Insulinome chez Google

Je le sais, j’exagère un peu…il n’y a pas que les furets !

La première fois que j’ai tapé ce mot dans un moteur de recherche afin de lire des témoignages d’autres malades, j’ai découvert sur des forums que certains rats domestiques ou furets avaient développé un insulinome. Cela m’a fait une belle jambe.

En creusant d’avantage, j’appris que cette tumeur neuro-endocrine du pancréas est très rare, puisqu’elle ne touche qu’environ une à quatre personnes sur un million par année dans les pays développés. Je suppose que dans les autres pays, les malades meurent avant que la maladie ne soit détectée, faute de moyens médicaux ?

D’après les études que j’ai pu consulter et surtout de mémoire, il semblerait que dans la majorité des cas, le plus difficile est de poser le diagnostic. Dès que la tumeur bénigne est retirée, tout semble rentrer dans l’ordre et le malade peut mener une vie à nouveau normale. Un caillou dans la chaussure, quoi.

Sur la population atteinte, seules environ 10% d’entre elle développeront des insulinomes dans d’autres parties de leur corps et puis souvent elles ont plus de soixante ans. On parle alors d’insulinome malin.

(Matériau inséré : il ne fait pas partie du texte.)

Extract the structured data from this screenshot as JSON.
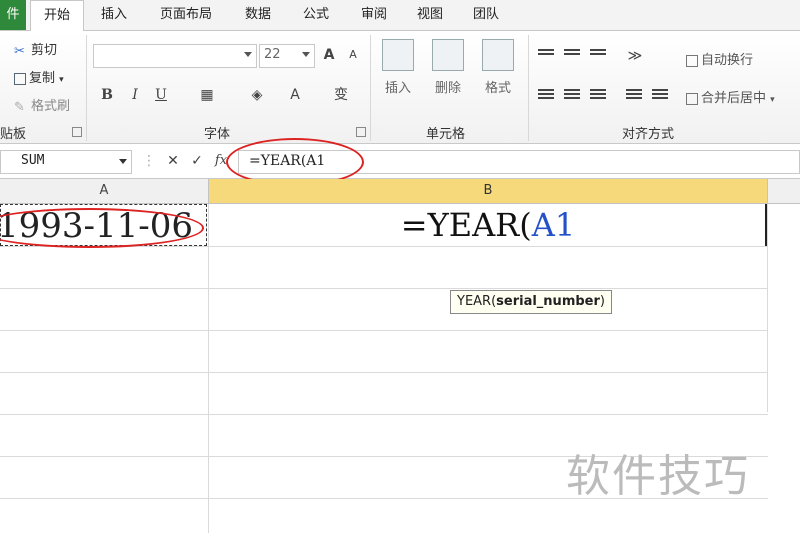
{
  "ribbon": {
    "tabs": [
      "件",
      "开始",
      "插入",
      "页面布局",
      "数据",
      "公式",
      "审阅",
      "视图",
      "团队"
    ],
    "active_tab": "开始",
    "clipboard": {
      "cut": "剪切",
      "copy": "复制",
      "format_painter": "格式刷",
      "label": "贴板"
    },
    "font": {
      "size": "22",
      "label": "字体",
      "bold": "B",
      "italic": "I",
      "underline": "U"
    },
    "cells": {
      "insert": "插入",
      "delete": "删除",
      "format": "格式",
      "label": "单元格"
    },
    "alignment": {
      "wrap_text": "自动换行",
      "merge_center": "合并后居中",
      "label": "对齐方式"
    }
  },
  "formula_bar": {
    "name_box": "SUM",
    "fx": "fx",
    "formula": "=YEAR(A1"
  },
  "grid": {
    "columns": [
      "A",
      "B"
    ],
    "cell_A1": "1993-11-06",
    "cell_B1_prefix": "=YEAR(",
    "cell_B1_ref": "A1",
    "tooltip_func": "YEAR(",
    "tooltip_arg": "serial_number",
    "tooltip_close": ")"
  },
  "watermark": "软件技巧",
  "colors": {
    "accent": "#d22222",
    "selected_header": "#f6d97a",
    "ref_blue": "#2451c7"
  }
}
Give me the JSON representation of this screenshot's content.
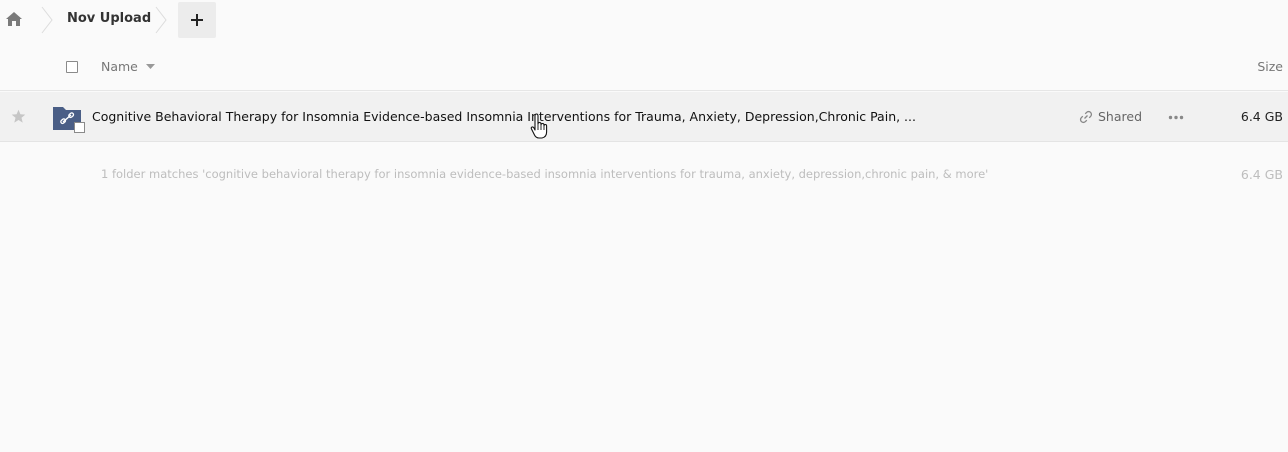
{
  "breadcrumb": {
    "current": "Nov Upload",
    "add_label": "+"
  },
  "header": {
    "name_label": "Name",
    "size_label": "Size"
  },
  "files": [
    {
      "name": "Cognitive Behavioral Therapy for Insomnia Evidence-based Insomnia Interventions for Trauma, Anxiety, Depression,Chronic Pain, ...",
      "shared_label": "Shared",
      "size": "6.4 GB",
      "type_icon": "shared-folder-icon"
    }
  ],
  "summary": {
    "text": "1 folder matches 'cognitive behavioral therapy for insomnia evidence-based insomnia interventions for trauma, anxiety, depression,chronic pain, & more'",
    "size": "6.4 GB"
  },
  "colors": {
    "folder": "#4a5e86",
    "background": "#fafafa",
    "row_highlight": "#f1f1f1"
  }
}
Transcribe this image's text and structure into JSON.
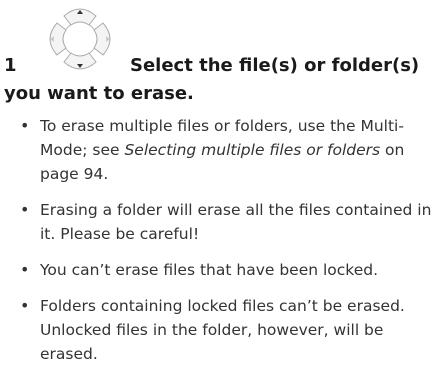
{
  "step": {
    "number": "1",
    "line1": "Select the file(s) or folder(s)",
    "line2": "you want to erase."
  },
  "dpad_icon": "dpad-arrows-icon",
  "bullets": [
    {
      "parts": [
        {
          "text": "To erase multiple files or folders, use the Multi-Mode; see ",
          "italic": false
        },
        {
          "text": "Selecting multiple files or folders",
          "italic": true
        },
        {
          "text": " on page 94.",
          "italic": false
        }
      ]
    },
    {
      "parts": [
        {
          "text": "Erasing a folder will erase all the files contained in it. Please be careful!",
          "italic": false
        }
      ]
    },
    {
      "parts": [
        {
          "text": "You can’t erase files that have been locked.",
          "italic": false
        }
      ]
    },
    {
      "parts": [
        {
          "text": "Folders containing locked files can’t be erased. Unlocked files in the folder, however, will be erased.",
          "italic": false
        }
      ]
    }
  ]
}
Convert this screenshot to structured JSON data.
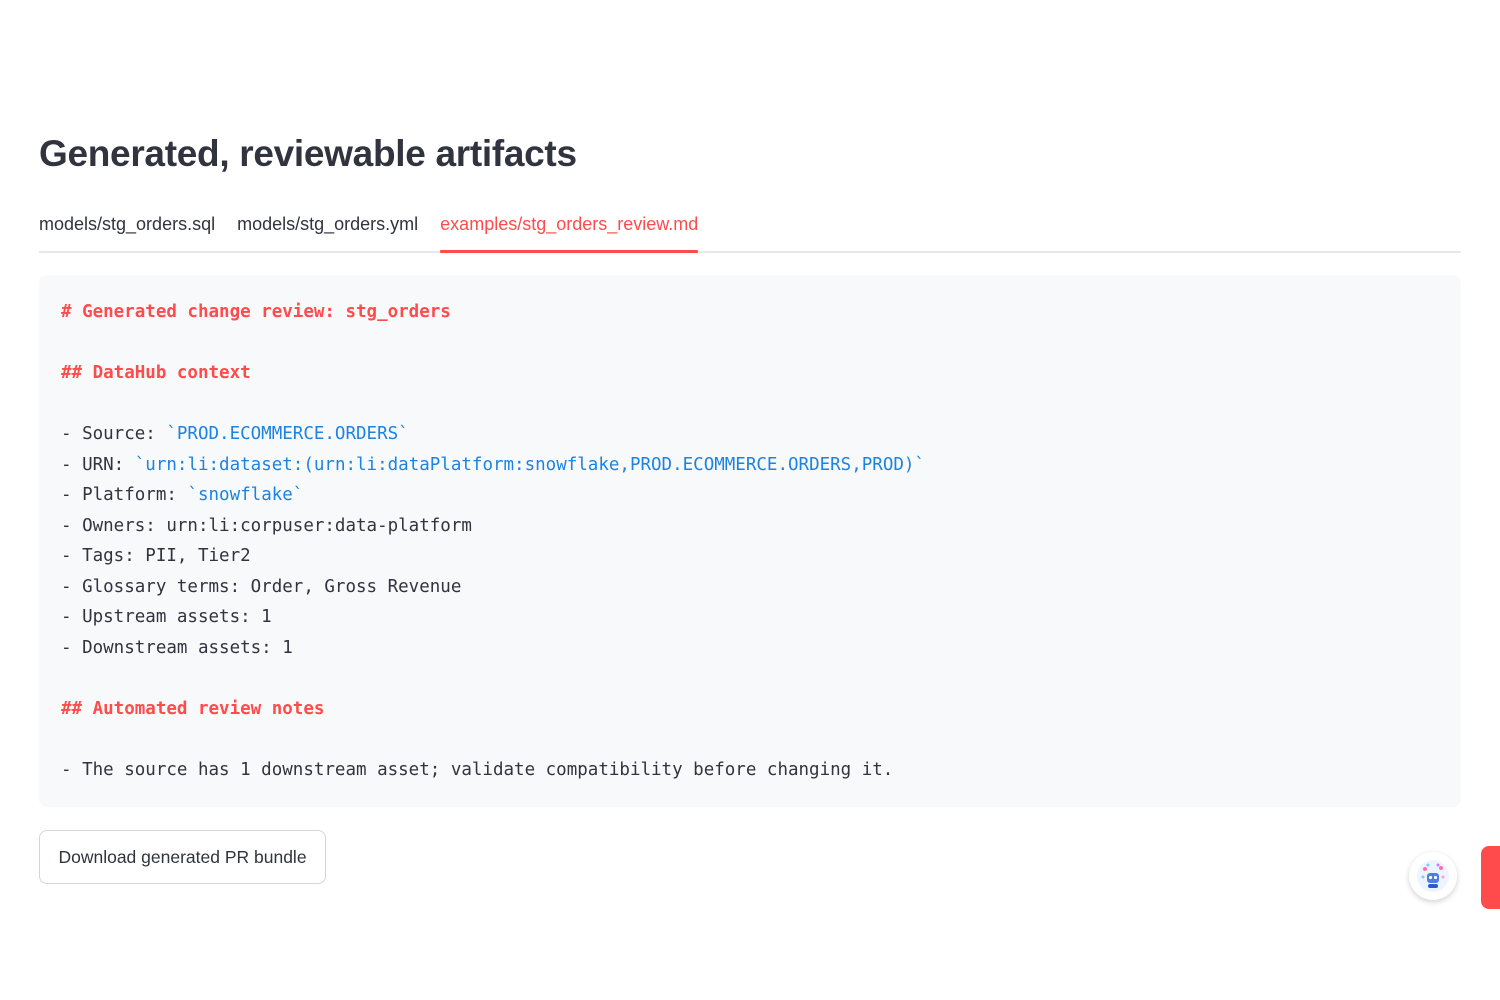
{
  "heading": "Generated, reviewable artifacts",
  "tabs": [
    {
      "label": "models/stg_orders.sql",
      "active": false
    },
    {
      "label": "models/stg_orders.yml",
      "active": false
    },
    {
      "label": "examples/stg_orders_review.md",
      "active": true
    }
  ],
  "review": {
    "title": "# Generated change review: stg_orders",
    "context_heading": "## DataHub context",
    "source_label": "- Source: ",
    "source_value": "`PROD.ECOMMERCE.ORDERS`",
    "urn_label": "- URN: ",
    "urn_value": "`urn:li:dataset:(urn:li:dataPlatform:snowflake,PROD.ECOMMERCE.ORDERS,PROD)`",
    "platform_label": "- Platform: ",
    "platform_value": "`snowflake`",
    "owners": "- Owners: urn:li:corpuser:data-platform",
    "tags": "- Tags: PII, Tier2",
    "glossary": "- Glossary terms: Order, Gross Revenue",
    "upstream": "- Upstream assets: 1",
    "downstream": "- Downstream assets: 1",
    "notes_heading": "## Automated review notes",
    "note_1": "- The source has 1 downstream asset; validate compatibility before changing it."
  },
  "download_button": "Download generated PR bundle",
  "icons": {
    "assistant": "assistant-avatar-icon"
  },
  "colors": {
    "accent": "#ff4b4b",
    "code_link": "#1c83e1",
    "text": "#31333f"
  }
}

Et bien moi qui ne gagne jamais au loto, j’ai cette fois tiré le gros lot. J’ai un insulinome d’environ 25 mm sur la queue du pancréas, et mon foie est atteint à 80 %. Et je n’ai que trente et un ans au moment du diagnostic. Mazette, je ne fais pas les choses à moitié!

Mes amis maniant l’humour m’ont conseillé de jouer à l’Euromillions. Ce n’est décidément pas mon année, puisque même aux jeux à gratter je ne récupère jamais ma mise. Je me contenterai donc d’acheter des petits sachets de bonbons multicolores dans les bureaux de tabac ou de passer mon chemin.